The New World Symphony is a wonderful institution. Founded 22 years ago by Michael Tilson Thomas, who still conducts, the NWS is an orchestral academy which trains and showcases talented young musicians. Since shortly after its founding, it has made its home at South Beach's Lincoln Theatre, which boasts a restored art deco exterior and a modern, comfortable interior with great acoustics.
This afternoon, I attended a lovely NWS performance. The orchestra played selections by Milhaud, Ravel, Berg, and Richard Strauss. The young musicians were masterful. They combined tremendous technical skill with freshness and enthusiasm. The audience was also enthusiastic, giving the performers a well-deserved standing ovation. But I was more struck by the stark difference between the musicians and their audience—the musicians were all in their twenties, while those of us in the audience were mostly seniors.

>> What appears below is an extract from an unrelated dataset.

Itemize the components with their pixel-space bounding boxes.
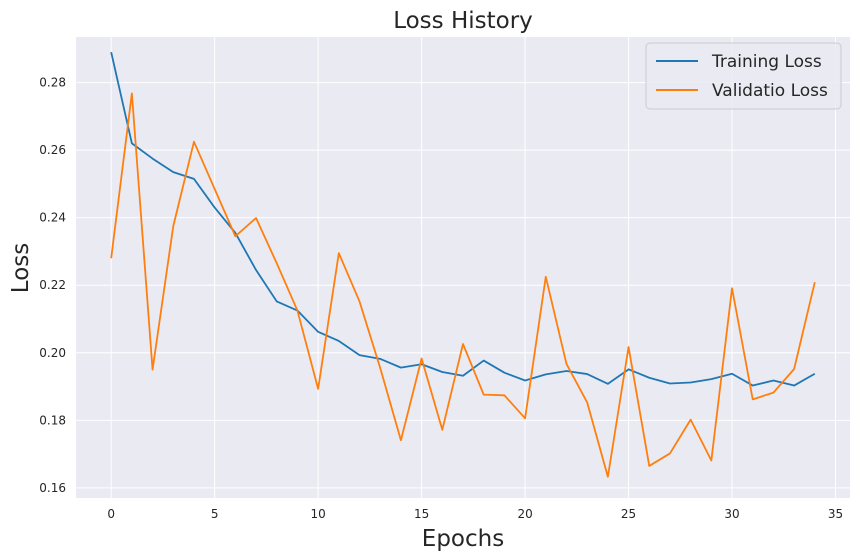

This is a common phenomenon at classical music concerts, but somehow at this performance, where the musicians themselves were so young, the contrast seemed all the greater. Their musicianship makes it clear that there's no shortage of brilliant young musicians, but their audience appears to be on its last legs.
The NWS seems to think there's still a market for its musical product. It will soon move into a new Frank Gehry-designed campus right around the corner from the Lincoln Theatre. The orchestra hopes to create interest in classical music among a younger generation. I hope they succeed, because it's certainly weird to feel like one of the youngest in the crowd at age 60.